Member of Parliament for Upton
- In office 29 October 1924 – 10 May 1929
- Preceded by: Ben Gardner
- Succeeded by: Ben Gardner

= Herbert Paton Holt =

English army officer and politician

Major Herbert Paton Holt, MC, (10 December 1890 – 1 June 1971) was a British-Canadian politician and army officer. He served as the Conservative Member of Parliament for Upton from 1924 to 1929.

==Early life and army service==

Holt was born in Canada, the eldest son of Sir Herbert Samuel Holt, a prominent Canadian engineer and businessman. He was educated at St Albans School in England and then at the Royal Military College of Canada.

In 1910, he was commissioned in the 3rd Dragoon Guards, promoted to Lieutenant in September 1911, and served with his regiment during the First World War, during which time he was promoted to Captain.
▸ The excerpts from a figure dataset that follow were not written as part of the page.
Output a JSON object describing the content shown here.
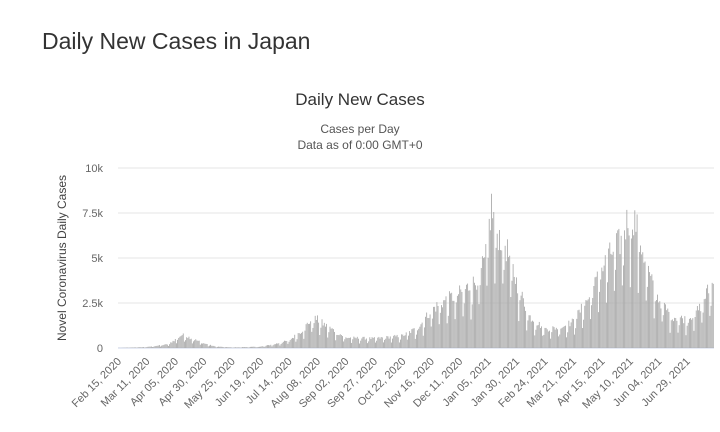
{
  "page": {
    "heading": "Daily New Cases in Japan"
  },
  "chart_data": {
    "type": "bar",
    "title": "Daily New Cases",
    "subtitle_lines": [
      "Cases per Day",
      "Data as of 0:00 GMT+0"
    ],
    "ylabel": "Novel Coronavirus Daily Cases",
    "xlabel": "",
    "ylim": [
      0,
      10000
    ],
    "y_ticks": [
      {
        "value": 0,
        "label": "0"
      },
      {
        "value": 2500,
        "label": "2.5k"
      },
      {
        "value": 5000,
        "label": "5k"
      },
      {
        "value": 7500,
        "label": "7.5k"
      },
      {
        "value": 10000,
        "label": "10k"
      }
    ],
    "x_start": "2020-02-15",
    "x_end": "2021-07-22",
    "x_ticks": [
      "Feb 15, 2020",
      "Mar 11, 2020",
      "Apr 05, 2020",
      "Apr 30, 2020",
      "May 25, 2020",
      "Jun 19, 2020",
      "Jul 14, 2020",
      "Aug 08, 2020",
      "Sep 02, 2020",
      "Sep 27, 2020",
      "Oct 22, 2020",
      "Nov 16, 2020",
      "Dec 11, 2020",
      "Jan 05, 2021",
      "Jan 30, 2021",
      "Feb 24, 2021",
      "Mar 21, 2021",
      "Apr 15, 2021",
      "May 10, 2021",
      "Jun 04, 2021",
      "Jun 29, 2021"
    ],
    "grid": true,
    "bar_color": "#a8a8a8",
    "grid_color": "#e6e6e6",
    "series_anchors": [
      {
        "date": "2020-02-15",
        "value": 5
      },
      {
        "date": "2020-03-11",
        "value": 50
      },
      {
        "date": "2020-03-30",
        "value": 200
      },
      {
        "date": "2020-04-05",
        "value": 450
      },
      {
        "date": "2020-04-11",
        "value": 700
      },
      {
        "date": "2020-04-18",
        "value": 550
      },
      {
        "date": "2020-04-30",
        "value": 250
      },
      {
        "date": "2020-05-10",
        "value": 80
      },
      {
        "date": "2020-05-25",
        "value": 30
      },
      {
        "date": "2020-06-19",
        "value": 70
      },
      {
        "date": "2020-07-01",
        "value": 200
      },
      {
        "date": "2020-07-14",
        "value": 400
      },
      {
        "date": "2020-07-25",
        "value": 900
      },
      {
        "date": "2020-08-01",
        "value": 1400
      },
      {
        "date": "2020-08-07",
        "value": 1550
      },
      {
        "date": "2020-08-15",
        "value": 1200
      },
      {
        "date": "2020-09-02",
        "value": 550
      },
      {
        "date": "2020-09-27",
        "value": 500
      },
      {
        "date": "2020-10-22",
        "value": 650
      },
      {
        "date": "2020-11-05",
        "value": 1100
      },
      {
        "date": "2020-11-16",
        "value": 2000
      },
      {
        "date": "2020-11-25",
        "value": 2400
      },
      {
        "date": "2020-12-11",
        "value": 2900
      },
      {
        "date": "2020-12-25",
        "value": 3500
      },
      {
        "date": "2021-01-02",
        "value": 4500
      },
      {
        "date": "2021-01-08",
        "value": 7500
      },
      {
        "date": "2021-01-12",
        "value": 6200
      },
      {
        "date": "2021-01-20",
        "value": 5500
      },
      {
        "date": "2021-01-30",
        "value": 3500
      },
      {
        "date": "2021-02-10",
        "value": 1700
      },
      {
        "date": "2021-02-24",
        "value": 1000
      },
      {
        "date": "2021-03-10",
        "value": 1100
      },
      {
        "date": "2021-03-21",
        "value": 1400
      },
      {
        "date": "2021-04-05",
        "value": 2800
      },
      {
        "date": "2021-04-15",
        "value": 4200
      },
      {
        "date": "2021-04-25",
        "value": 5200
      },
      {
        "date": "2021-05-01",
        "value": 5600
      },
      {
        "date": "2021-05-08",
        "value": 6800
      },
      {
        "date": "2021-05-13",
        "value": 7000
      },
      {
        "date": "2021-05-20",
        "value": 5400
      },
      {
        "date": "2021-05-28",
        "value": 3600
      },
      {
        "date": "2021-06-04",
        "value": 2600
      },
      {
        "date": "2021-06-15",
        "value": 1700
      },
      {
        "date": "2021-06-29",
        "value": 1500
      },
      {
        "date": "2021-07-10",
        "value": 2100
      },
      {
        "date": "2021-07-16",
        "value": 2900
      },
      {
        "date": "2021-07-22",
        "value": 3400
      }
    ]
  }
}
He was awarded the Military Cross for "conspicuous gallantry and fine leadership of his squadron" under heavy fire, during which time he was severely wounded, in October 1918. He retired from the Army in 1920. He would later write a history of the regiment's service during the war.

==Political career==

Holt was elected for Upton at the 1924 general election. This election showed a strong swing towards the Conservatives, and Holt took the seat from the Labour incumbent Benjamin Gardner with 54% of the vote, but his position was greatly helped by the absence of a Liberal candidate.
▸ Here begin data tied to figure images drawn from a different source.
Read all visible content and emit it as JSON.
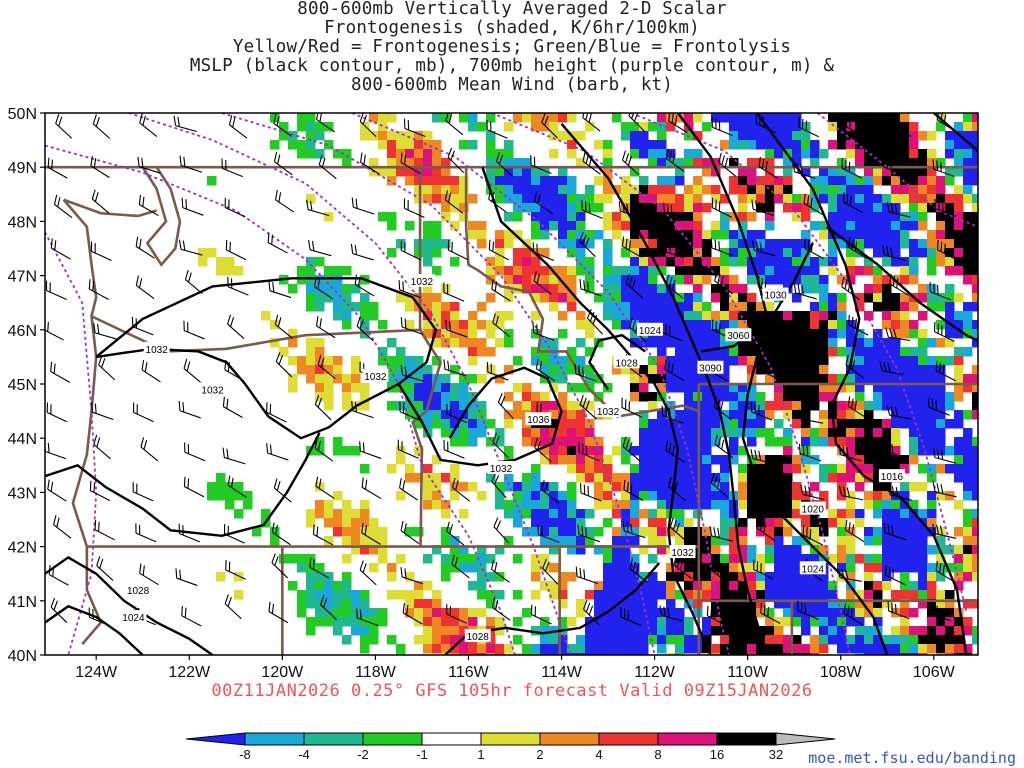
{
  "title_lines": [
    "800-600mb Vertically Averaged 2-D Scalar",
    "Frontogenesis (shaded, K/6hr/100km)",
    "Yellow/Red = Frontogenesis;  Green/Blue = Frontolysis",
    "MSLP (black contour, mb), 700mb height (purple contour, m) &",
    "800-600mb Mean Wind (barb, kt)"
  ],
  "map": {
    "lat_labels": [
      "50N",
      "49N",
      "48N",
      "47N",
      "46N",
      "45N",
      "44N",
      "43N",
      "42N",
      "41N",
      "40N"
    ],
    "lon_labels": [
      "124W",
      "122W",
      "120W",
      "118W",
      "116W",
      "114W",
      "112W",
      "110W",
      "108W",
      "106W"
    ],
    "pressure_labels": [
      {
        "text": "1032",
        "lon": -117.0,
        "lat": 46.9
      },
      {
        "text": "1032",
        "lon": -122.7,
        "lat": 45.65
      },
      {
        "text": "1032",
        "lon": -118.0,
        "lat": 45.15
      },
      {
        "text": "1032",
        "lon": -121.5,
        "lat": 44.9
      },
      {
        "text": "1036",
        "lon": -114.5,
        "lat": 44.35
      },
      {
        "text": "1032",
        "lon": -115.3,
        "lat": 43.45
      },
      {
        "text": "1032",
        "lon": -113.0,
        "lat": 44.5
      },
      {
        "text": "1028",
        "lon": -112.6,
        "lat": 45.4
      },
      {
        "text": "1024",
        "lon": -112.1,
        "lat": 46.0
      },
      {
        "text": "3060",
        "lon": -110.2,
        "lat": 45.9
      },
      {
        "text": "3090",
        "lon": -110.8,
        "lat": 45.3
      },
      {
        "text": "1030",
        "lon": -109.4,
        "lat": 46.65
      },
      {
        "text": "1016",
        "lon": -106.9,
        "lat": 43.3
      },
      {
        "text": "1020",
        "lon": -108.6,
        "lat": 42.7
      },
      {
        "text": "1024",
        "lon": -108.6,
        "lat": 41.6
      },
      {
        "text": "1032",
        "lon": -111.4,
        "lat": 41.9
      },
      {
        "text": "1028",
        "lon": -123.1,
        "lat": 41.2
      },
      {
        "text": "1024",
        "lon": -123.2,
        "lat": 40.7
      },
      {
        "text": "1028",
        "lon": -115.8,
        "lat": 40.35
      }
    ]
  },
  "colorbar": {
    "labels": [
      "-8",
      "-4",
      "-2",
      "-1",
      "1",
      "2",
      "4",
      "8",
      "16",
      "32"
    ],
    "colors": [
      "#2222ee",
      "#1aa8d8",
      "#20b890",
      "#22cc22",
      "#ffffff",
      "#dddd33",
      "#ee8822",
      "#ee3333",
      "#dd1177",
      "#000000"
    ]
  },
  "footer": "00Z11JAN2026 0.25° GFS 105hr forecast Valid 09Z15JAN2026",
  "credit": "moe.met.fsu.edu/banding"
}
He did not speak often in Parliament; his maiden speech in 1925 argued for supporting emigration schemes to the Dominions, and in 1926 he spoke in defence of traditional horsed cavalry, arguing against further reduction of the numbers of cavalry regiments - "in any circumstances, no matter where the next war may be — unless in the meantime there is a very great development of mechanical traction — it will be necessary to have as a nucleus of at least as many cavalry as we have now". In July 1926 he spoke on a local government bill which had arisen out of disputes in West Ham, his constituency area, quoting a number of cases which he argued showed fraud and corruption in the way relief payments were made, and claiming that the board of guardians was controlled by the "Soviet rule" of trades unions. His last major action was to introduce a private member's bill in early 1927 to prohibit "seditious and blasphemous teaching to children", targeting among others the Socialist Sunday School movement. This proceeded to a committee stage but did not progress to a third reading.

Holt does not appear to have spoken after 1927, and did not stand for reelection at the 1929 general election, when the seat was won back by Gardner.

==Later life and family==

During the Second World War Holt returned to military service, as a Major attached to the Pioneer Corps in the British Expeditionary Force. He returned from France in February 1940, and was invalided out of the service in September.

In the early 1920s, the Holts had lived at Jaggards House, near Corsham, Wiltshire. In 1927, Holt moved to Lackham House, in Lacock, Wiltshire, buying it for £78,000. In 1940, the estate was requisitioned for military use, later serving as a US Army headquarters, and following the war was sold to the county council for use as an agricultural college, now part of Wiltshire College. In 1935-36 he was appointed High Sheriff of Wiltshire.

He married Aileen Elizabeth Cains, of Montreal; they had one son and two daughters. Their son George was killed in action in Italy in November 1944, aged 21. One of their two daughters, Elizabeth, married John Vavasseur Fisher, 3rd Baron Fisher.

Aileen Holt died in 1945, and the following year Holt remarried to Opal Eree M'Ilhenny, an American. He died on 1 June 1971; Opal Holt survived him and died in March 1980, aged 80.